Scaling issue on mounted encrypted s3?

vvyhszer · May 18, 2021, 2:37pm

Let's say I've set up rclone (v1.55.1 on amd64 linux) to create an encrypted drive using Amazon S3:

[drivewithmanyfiles]
type = crypt
remote = s3:mybucket
directory_name_encryption = true

[s3]
type = s3
provider = AWS

And let's say I've mounted the directory:

rclone mount drivewithmanyfiles: /mnt/drivewithmanyfiles

I remember many filesystems (particularly old ones like FAT) have problems when you have a lot of files (like, thousands or more) in a single directory with no subdirectories, so it's better to have a tree-like structure where you have, say, ten sub-directories for each directory, and ten sub-sub-directories for each sub-directory, etc.

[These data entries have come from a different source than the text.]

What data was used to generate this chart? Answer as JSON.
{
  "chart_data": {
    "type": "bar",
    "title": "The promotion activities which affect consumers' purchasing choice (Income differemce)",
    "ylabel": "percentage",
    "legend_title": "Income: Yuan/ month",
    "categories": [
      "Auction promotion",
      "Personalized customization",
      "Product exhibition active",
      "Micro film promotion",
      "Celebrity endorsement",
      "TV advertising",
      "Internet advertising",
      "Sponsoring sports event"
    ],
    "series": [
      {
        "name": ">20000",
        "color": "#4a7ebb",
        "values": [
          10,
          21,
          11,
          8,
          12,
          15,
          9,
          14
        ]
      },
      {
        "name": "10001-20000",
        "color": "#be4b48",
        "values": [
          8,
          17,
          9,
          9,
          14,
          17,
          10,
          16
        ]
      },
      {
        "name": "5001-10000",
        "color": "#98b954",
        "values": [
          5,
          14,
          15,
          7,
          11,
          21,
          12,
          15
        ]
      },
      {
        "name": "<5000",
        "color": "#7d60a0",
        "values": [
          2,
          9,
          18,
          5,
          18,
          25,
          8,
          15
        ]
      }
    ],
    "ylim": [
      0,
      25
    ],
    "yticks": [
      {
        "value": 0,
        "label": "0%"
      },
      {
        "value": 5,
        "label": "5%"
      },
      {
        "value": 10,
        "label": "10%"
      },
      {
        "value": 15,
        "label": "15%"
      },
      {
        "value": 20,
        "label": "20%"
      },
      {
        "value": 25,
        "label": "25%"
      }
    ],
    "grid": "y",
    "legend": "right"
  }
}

Problem is, Amazon S3 doesn't really have the concept of a sub-directory, right? So if I do

ls /mnt/drivewithmanyfiles

rclone will have to go through every single file on the entire filesystem, great-great-grandchildren and all, just to list the subdirectories of the root directory?

The reason I ask is that I've been thinking of making a single, giant filesystem on an AWS bucket, but if this is the case, maybe it's better to have multiple smaller filesystems spread across multiple AWS buckets. The fundamental scaling issue still exists, but if I use ten buckets (/mnt/drivewithmanyfiles1, /mnt/drivewithmanyfiles2... /mnt/drivewithmanyfiles10), would rclone work ten times faster when I ask it to list /mnt/drivewithmanyfiles1?

ncw · May 18, 2021, 3:30pm

No it won't. Fortunately the S3 protocol allows you to list a "directory" and it shows "prefixes" for entries under that directory.

system · May 21, 2021, 3:31pm

This topic was automatically closed 3 days after the last reply. New replies are no longer allowed.